August 07, 2005

life as we know it

life, unfortunately, is not something we can control. Life is not something that we can make happen. Life is what happens to us. It is true that we make our own decisions, but we do not control the repercussions or even the what the original question was that we made the decision to. We do not control the outcome of any event, we even have very limited control over our very own feelings. Often times we are helpless spectators to a reaction of instinct, hormones, and social conditioning, that often make choices for us, that as rational human beings we look back and thing "what was I thinking?"

Life long memories, and experiences and funny stories cannot be created. For it is the very element of unpredictability, they very unexpected, the spontaneous crazy uniqueness, that makes them our special memories, and our special experiences. Anything we try to manufacture ends up being fake and meaningless, and many of us end up living fake and meaningless lives trying to manufacture a lifestyle, a personality, a friendship, a relationship, a love life, a meaningful job, a social grouping, or even a church. You cannot manufacture a sense or a feeling or a connection. These are the things that make us uniquely me or you.

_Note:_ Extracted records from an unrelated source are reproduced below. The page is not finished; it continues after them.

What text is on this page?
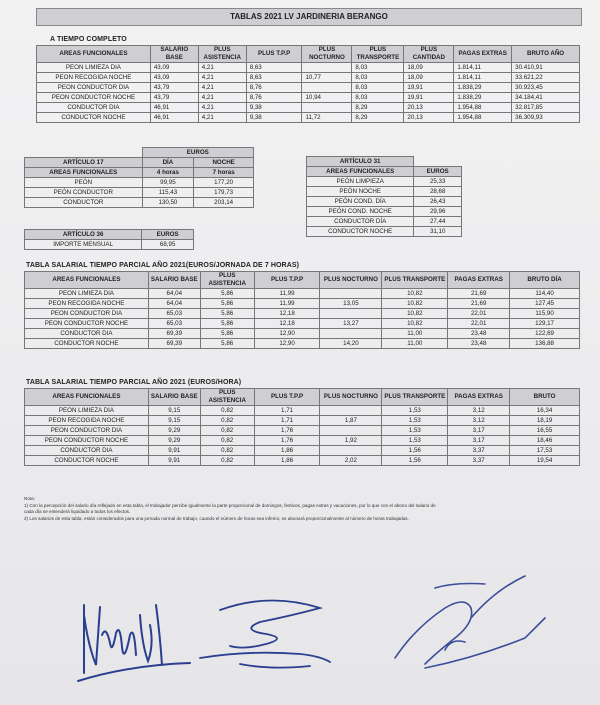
TABLAS 2021 LV JARDINERIA BERANGO
A TIEMPO COMPLETO
AREAS FUNCIONALES	SALARIO BASE	PLUS ASISTENCIA	PLUS T.P.P	PLUS NOCTURNO	PLUS TRANSPORTE	PLUS CANTIDAD	PAGAS EXTRAS	BRUTO AÑO
PEON LIMIEZA DIA	43,09	4,21	8,63		8,03	18,09	1.814,11	30.410,91
PEON RECOGIDA NOCHE	43,09	4,21	8,63	10,77	8,03	18,09	1.814,11	33.621,22
PEON CONDUCTOR DIA	43,79	4,21	8,76		8,03	19,91	1.838,29	30.923,45
PEON CONDUCTOR NOCHE	43,79	4,21	8,76	10,94	8,03	19,91	1.838,29	34.184,41
CONDUCTOR DIA	46,91	4,21	9,38		8,29	20,13	1.954,88	32.817,85
CONDUCTOR NOCHE	46,91	4,21	9,38	11,72	8,29	20,13	1.954,88	36.309,93
	EUROS	
ARTÍCULO 17	DÍA	NOCHE
AREAS FUNCIONALES	4 horas	7 horas
PEÓN	99,95	177,20
PEÓN CONDUCTOR	115,43	179,73
CONDUCTOR	130,50	203,14
ARTÍCULO 36	EUROS
IMPORTE MENSUAL	68,95
ARTÍCULO 31	
AREAS FUNCIONALES	EUROS
PEÓN LIMPIEZA	25,33
PEÓN NOCHE	28,68
PEÓN COND. DÍA	26,43
PEÓN COND. NOCHE	29,96
CONDUCTOR DÍA	27,44
CONDUCTOR NOCHE	31,10
TABLA SALARIAL TIEMPO PARCIAL AÑO 2021(EUROS/JORNADA DE 7 HORAS)
AREAS FUNCIONALES	SALARIO BASE	PLUS ASISTENCIA	PLUS T.P.P	PLUS NOCTURNO	PLUS TRANSPORTE	PAGAS EXTRAS	BRUTO DÍA
PEON LIMIEZA DIA	64,04	5,86	11,99		10,82	21,69	114,40
PEON RECOGIDA NOCHE	64,04	5,86	11,99	13,05	10,82	21,69	127,45
PEON CONDUCTOR DIA	65,03	5,86	12,18		10,82	22,01	115,90
PEON CONDUCTOR NOCHE	65,03	5,86	12,18	13,27	10,82	22,01	129,17
CONDUCTOR DIA	69,39	5,86	12,90		11,00	23,48	122,69
CONDUCTOR NOCHE	69,39	5,86	12,90	14,20	11,00	23,48	136,88
TABLA SALARIAL TIEMPO PARCIAL AÑO 2021 (EUROS/HORA)
AREAS FUNCIONALES	SALARIO BASE	PLUS ASISTENCIA	PLUS T.P.P	PLUS NOCTURNO	PLUS TRANSPORTE	PAGAS EXTRAS	BRUTO
PEON LIMIEZA DIA	9,15	0,82	1,71		1,53	3,12	16,34
PEON RECOGIDA NOCHE	9,15	0,82	1,71	1,87	1,53	3,12	18,19
PEON CONDUCTOR DIA	9,29	0,82	1,76		1,53	3,17	16,55
PEON CONDUCTOR NOCHE	9,29	0,82	1,76	1,92	1,53	3,17	18,46
CONDUCTOR DIA	9,91	0,82	1,86		1,56	3,37	17,53
CONDUCTOR NOCHE	9,91	0,82	1,86	2,02	1,56	3,37	19,54
Nota:
1) Con la percepción del salario día reflejado en esta tabla, el trabajador percibe igualmente la parte proporcional de domingos, festivos, pagas extras y vacaciones, por lo que con el abono del salario de
cada día se entenderá liquidado a todos los efectos.
2) Los salarios de esta tabla, están considerados para una jornada normal de trabajo, cuando el número de horas sea inferior, se abonará proporcionalmente al número de horas trabajadas.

Live your life uniquely you. Don't be afraid of the moment. Don't be afraid of the loneliness or the challenge. Don't be afraid of love or of hate. Most of all don't try to make it happen, don't try to fall in love, don't try to make the moment right, don't try to understand when you don't understand. Simply embrace where you are, and take what it has for you. Learn what you were meant to learn, and forget what you were meant to forget. Become who you were meant to be, not who you want to be, or who society wants you to be, but who you are destined to become.

August 05, 2005

"In one single moment your whole life can turn 'round
I stand there for a minute starin’ straight into the ground
Lookin’ to the left slightly, then lookin’ back down
World feels like it’s caved in – proper sorry frown
Please let me show you where we could only just be, for us
I can change and I can grow or we could adjust
The wicked thing about us is we always have trust
We can even have an open relationship, if you must
I look at her she stares almost straight back at me
But her eyes glaze over like she’s lookin’ straight through me
Then her eyes must have closed for what seems an eternity
When they open up she’s lookin’ down at her feet

So then I move my hand up from down by my side
It's shakin’, my life is crashin’ before my eyes
Turn the palm of my hand up to face the skies
Touch the bottom of her chin and let out a sigh
‘Cause I can’t imagine my life without you and me
There’s things I can’t imagine doin’, things I can’t imagine seein’
It weren't supposed to be easy, surely
Please, please, I beg you please
She brings her hands up towards where my hands rested
She wraps her fingers round mine with the softness she’s blessed with
She peels away my fingers, looks at me and then gestures
By pushin’ my hand away to my chest, from hers

And I’m just standin’ there, I can’t say a word
‘Cause everythin’s just gone
I’ve got nothin’
Absolutely nothin’

Tryin’ to pull her close out of bare desperation
Put my arms around her tryin’ to change what she’s sayin’
Pull my head level with hers so she might engage in
Look into her eyes to make her listen again
I’m not gonna fuckin’, just fuckin’ leave it all now
‘Cause you said it'd be forever and that was your vow
And you’re gonna let our things simply crash and fall down
You’re well out of order now, this is well out of town
She pulls away, my arms are tightly clamped round her waist
Gently pushes me back and she looks at me straight
Turns around so she’s now got her back to my face
Takes one step forward, looks back, and then walks away

I know in the past I’ve found it hard to say
Tellin’ you things, but not tellin’ straight
But the more I pull on your hand and say
The more you pull away"

-the streets

August 03, 2005

sometimes I hate it when something someone says or write makes you think about things that you should be thinking about, but don't want to think about.

I hate it when you meet someone new and they seem so amazing and intresting, but then after you get to know them for awhile they turn out not to be anything you thought they were at all.

I think all the free agent frenzy going on in the NHL is totally crazy, yet fun, yet I wish that the canucks were doing more, only I know they can't under the new cap cause they're already at the top of the salary range!!

I hate it when people try and tell me how I should live my life and how I should be but really I can tell the advice they are giving me is really just advice on how to be more like them, and I don't want to be anything like them. I don't want to be recreated in your image.

I feel surrounded by negative energy and events and its getting harder to ignore it right now.

i'm at a turning point in my life and I need all the spiritual strength i can get.

I haven't been to church in over a month and I don't really feel like going ever again.

I wish I could tell you in more detail where I am at. but I can't.